Let's start with reflexive. We must show that for any $(x,y)$, we have $(x,y)R(x,y)$. By definition, this is true if and only if $2(x-x)=y-y$, which clearly holds. So, the relation is reflexive.

For symmetry, you must show that whenever $(x,y)R(s,t)$, we also have $(s,t)R(x,y)$. Can you prove this using the definition of $R$?

Lastly, for transitivity, you must show that whenever it is true that both $(x,y)R(s,t)$ and $(s,t)R(p,q)$, we have $(x,y)R(p,q)$. In other words, assuming $2(x-s)=y-t$ and $2(s-p)=t-q$, you must prove that $2(x-p)=y-q$. It may help to note that $$ 2(x-p)=2(x-s)+2(s-p). $$

Answer 2

As you said you have to prove: Reflexive, symmetric and transitive.

Reflexive: WTS that $(x,y)R(x,y)$, so you check that $2(x-x)=(y-y)$, which is true as $0=0$.

Symmetric: WTS that given $(x,y)R(s,t)$ then you have $(s,t)R(x,y)$, so unravel the definition of the last one: $2(s-x)=(t-y)$ is this true given that $2(x-s)=(y-t)$?

For transitivity you have to assume $(a,b)R(c,d)$ and $(c,d)R(e,f)$, and you want to prove that $(a,b)R(e,f)$, this one you should try. Unravel what does it mean for $(a,b)R(e,f)$ to hold and use the two relations you know they are true.

Answer 3

As other answers point out, there are perfectly straightforward approaches to this problem by working directly from the definition of $R$. In this case, however, there is also a more visual approach. For $\langle x,y\rangle,\langle s,t\rangle\in\Bbb R\times\Bbb R$ we have $\langle x,y\rangle\mathbin{R}\langle s,t\rangle$ if and only if $2(x-s)=y-t$, which in turn is equivalent to $2x-y=2s-t$. Thus, we could just as well have defined $R$ by saying that

$$\langle x,y\rangle\mathbin{R}\langle s,t\rangle\quad\text{if and only if}\quad 2x-y=2s-t\;.$$

Let $\alpha$ be any real number. If $x,y,s,t\in\Bbb R$ satisfy $2x-y=\alpha$ and $2s-t=\alpha$, then automatically $2x-y=2s-t$ and $\langle x,y\rangle\mathbin{R}\langle s,t\rangle$. What are the pairs $\langle s,t\rangle\in\Bbb R\times\Bbb R$ such that $2s-t=\alpha$? They’re exactly the points on the line $2x-y=\alpha$ or, if you prefer, $y=2x-\alpha$. Each possible value of $\alpha$ gives such a line, and all of the points on any one of those lines are in the relation $R$ to one another. Conversely, if $\langle x,y\rangle\mathbin{R}\langle s,t\rangle$, then $2x-y=2s-t=\alpha$ for some $\alpha\in\Bbb R$, and $\langle x,y\rangle$ and $\langle s,t\rangle$ both lie on the line $y=2x-\alpha$.

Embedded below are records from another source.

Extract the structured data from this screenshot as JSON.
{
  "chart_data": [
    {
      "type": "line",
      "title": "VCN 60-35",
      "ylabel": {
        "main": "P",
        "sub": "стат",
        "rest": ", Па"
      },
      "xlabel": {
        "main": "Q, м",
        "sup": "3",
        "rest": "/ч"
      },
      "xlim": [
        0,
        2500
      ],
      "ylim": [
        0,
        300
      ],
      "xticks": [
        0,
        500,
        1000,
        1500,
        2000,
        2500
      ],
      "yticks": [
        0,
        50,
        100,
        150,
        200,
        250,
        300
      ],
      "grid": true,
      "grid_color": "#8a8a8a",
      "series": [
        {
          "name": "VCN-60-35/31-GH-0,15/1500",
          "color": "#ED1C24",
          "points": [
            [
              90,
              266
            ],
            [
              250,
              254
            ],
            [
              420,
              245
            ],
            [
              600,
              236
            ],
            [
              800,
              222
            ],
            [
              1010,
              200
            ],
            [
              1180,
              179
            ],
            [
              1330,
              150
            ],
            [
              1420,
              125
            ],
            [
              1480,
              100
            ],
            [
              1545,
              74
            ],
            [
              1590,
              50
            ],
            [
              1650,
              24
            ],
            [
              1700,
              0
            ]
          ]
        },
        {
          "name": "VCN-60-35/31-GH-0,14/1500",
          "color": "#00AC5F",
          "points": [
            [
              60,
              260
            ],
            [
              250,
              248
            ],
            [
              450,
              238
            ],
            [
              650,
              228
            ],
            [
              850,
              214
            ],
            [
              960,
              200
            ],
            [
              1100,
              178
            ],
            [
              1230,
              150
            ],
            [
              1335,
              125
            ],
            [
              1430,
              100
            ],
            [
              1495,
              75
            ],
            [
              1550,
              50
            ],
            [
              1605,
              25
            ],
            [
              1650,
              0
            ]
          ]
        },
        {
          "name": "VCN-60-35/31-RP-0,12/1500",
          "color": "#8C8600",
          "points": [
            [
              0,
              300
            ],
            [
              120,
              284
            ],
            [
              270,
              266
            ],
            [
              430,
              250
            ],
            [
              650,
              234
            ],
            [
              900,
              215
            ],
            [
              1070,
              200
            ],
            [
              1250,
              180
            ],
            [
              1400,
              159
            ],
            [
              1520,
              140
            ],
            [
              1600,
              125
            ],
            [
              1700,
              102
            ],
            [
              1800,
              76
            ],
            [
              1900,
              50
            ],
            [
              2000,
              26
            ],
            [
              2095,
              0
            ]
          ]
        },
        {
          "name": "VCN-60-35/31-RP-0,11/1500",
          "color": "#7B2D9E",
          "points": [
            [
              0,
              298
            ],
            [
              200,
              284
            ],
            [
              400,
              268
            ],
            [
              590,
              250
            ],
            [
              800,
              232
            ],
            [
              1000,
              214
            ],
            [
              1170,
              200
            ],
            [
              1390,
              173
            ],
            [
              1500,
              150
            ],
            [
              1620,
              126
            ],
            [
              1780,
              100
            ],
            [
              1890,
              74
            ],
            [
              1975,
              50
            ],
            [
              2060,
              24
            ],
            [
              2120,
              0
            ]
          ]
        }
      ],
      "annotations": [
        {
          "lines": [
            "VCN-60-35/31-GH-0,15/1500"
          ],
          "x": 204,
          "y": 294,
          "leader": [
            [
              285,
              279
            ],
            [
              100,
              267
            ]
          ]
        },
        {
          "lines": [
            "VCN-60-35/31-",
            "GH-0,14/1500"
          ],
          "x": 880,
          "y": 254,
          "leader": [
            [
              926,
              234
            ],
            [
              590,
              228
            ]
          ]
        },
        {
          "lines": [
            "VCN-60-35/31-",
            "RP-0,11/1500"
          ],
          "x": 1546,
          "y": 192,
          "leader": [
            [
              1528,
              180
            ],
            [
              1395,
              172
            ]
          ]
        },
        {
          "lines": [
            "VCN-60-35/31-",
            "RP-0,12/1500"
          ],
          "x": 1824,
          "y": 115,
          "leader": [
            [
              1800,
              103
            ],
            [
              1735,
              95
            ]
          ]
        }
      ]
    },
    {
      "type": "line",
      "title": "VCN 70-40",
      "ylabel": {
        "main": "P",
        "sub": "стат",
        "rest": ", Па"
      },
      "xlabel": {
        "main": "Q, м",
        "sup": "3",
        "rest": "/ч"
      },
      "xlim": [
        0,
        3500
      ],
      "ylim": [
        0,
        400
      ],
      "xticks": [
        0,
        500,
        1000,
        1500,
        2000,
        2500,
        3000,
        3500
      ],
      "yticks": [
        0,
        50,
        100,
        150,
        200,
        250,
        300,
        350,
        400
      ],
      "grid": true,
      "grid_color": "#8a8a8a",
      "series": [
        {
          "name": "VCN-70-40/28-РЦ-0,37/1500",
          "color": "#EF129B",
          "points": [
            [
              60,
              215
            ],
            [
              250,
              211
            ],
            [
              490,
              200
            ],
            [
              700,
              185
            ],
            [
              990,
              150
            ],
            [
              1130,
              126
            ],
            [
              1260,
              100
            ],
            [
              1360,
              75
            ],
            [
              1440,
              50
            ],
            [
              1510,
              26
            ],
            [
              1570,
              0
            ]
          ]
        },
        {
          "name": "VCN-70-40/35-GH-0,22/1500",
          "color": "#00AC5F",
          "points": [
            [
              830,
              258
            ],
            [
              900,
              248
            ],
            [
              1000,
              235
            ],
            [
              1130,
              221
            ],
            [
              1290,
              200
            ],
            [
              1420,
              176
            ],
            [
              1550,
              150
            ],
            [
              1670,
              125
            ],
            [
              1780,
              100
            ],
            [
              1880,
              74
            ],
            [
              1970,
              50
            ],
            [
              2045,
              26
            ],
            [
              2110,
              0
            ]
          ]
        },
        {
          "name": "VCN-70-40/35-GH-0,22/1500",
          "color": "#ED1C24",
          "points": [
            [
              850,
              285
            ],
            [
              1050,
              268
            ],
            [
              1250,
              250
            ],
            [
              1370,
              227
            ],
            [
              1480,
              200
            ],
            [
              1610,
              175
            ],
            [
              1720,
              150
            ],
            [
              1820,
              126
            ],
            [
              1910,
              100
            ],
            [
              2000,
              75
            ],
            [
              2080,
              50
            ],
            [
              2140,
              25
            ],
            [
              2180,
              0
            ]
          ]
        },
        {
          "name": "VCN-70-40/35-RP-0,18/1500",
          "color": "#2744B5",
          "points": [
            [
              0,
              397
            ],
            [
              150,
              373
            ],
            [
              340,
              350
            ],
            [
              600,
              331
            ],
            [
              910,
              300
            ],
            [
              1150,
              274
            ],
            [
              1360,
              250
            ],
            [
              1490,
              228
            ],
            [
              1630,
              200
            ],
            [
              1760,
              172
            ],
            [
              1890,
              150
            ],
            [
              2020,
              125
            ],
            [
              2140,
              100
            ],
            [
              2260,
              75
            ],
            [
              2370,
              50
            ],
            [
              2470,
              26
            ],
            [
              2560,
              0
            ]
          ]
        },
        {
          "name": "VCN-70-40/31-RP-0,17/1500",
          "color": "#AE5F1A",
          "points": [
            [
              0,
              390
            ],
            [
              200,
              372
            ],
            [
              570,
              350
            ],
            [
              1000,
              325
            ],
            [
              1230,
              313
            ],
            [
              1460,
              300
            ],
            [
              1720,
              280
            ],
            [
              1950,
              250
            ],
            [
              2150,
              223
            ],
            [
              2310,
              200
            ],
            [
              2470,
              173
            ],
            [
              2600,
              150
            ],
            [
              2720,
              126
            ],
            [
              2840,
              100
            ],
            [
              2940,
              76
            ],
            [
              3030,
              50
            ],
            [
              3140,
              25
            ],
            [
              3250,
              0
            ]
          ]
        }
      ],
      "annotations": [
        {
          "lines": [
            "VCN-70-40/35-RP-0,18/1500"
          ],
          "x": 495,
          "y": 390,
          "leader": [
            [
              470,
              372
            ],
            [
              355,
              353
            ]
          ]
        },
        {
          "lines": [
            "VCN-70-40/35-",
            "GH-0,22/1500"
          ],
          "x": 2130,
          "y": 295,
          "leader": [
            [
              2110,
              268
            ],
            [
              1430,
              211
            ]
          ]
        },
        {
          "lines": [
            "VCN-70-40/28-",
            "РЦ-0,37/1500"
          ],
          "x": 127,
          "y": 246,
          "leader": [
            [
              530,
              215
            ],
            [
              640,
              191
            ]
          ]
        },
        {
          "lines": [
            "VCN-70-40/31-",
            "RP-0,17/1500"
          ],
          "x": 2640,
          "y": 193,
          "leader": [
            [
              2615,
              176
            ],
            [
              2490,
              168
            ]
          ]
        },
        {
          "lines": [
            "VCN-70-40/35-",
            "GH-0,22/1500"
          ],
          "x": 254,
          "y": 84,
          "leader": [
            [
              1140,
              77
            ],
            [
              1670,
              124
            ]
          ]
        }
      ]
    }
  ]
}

Note that all of these lines have the same slope, $2$, so they must be parallel: each point of the plane lies on exactly one of them.

With this geometric model in mind, it’s easy to check that $R$ is an equivalence relation whose equivalence classes are precisely the lines $y=2x-\alpha$ for all possible real values of $\alpha$.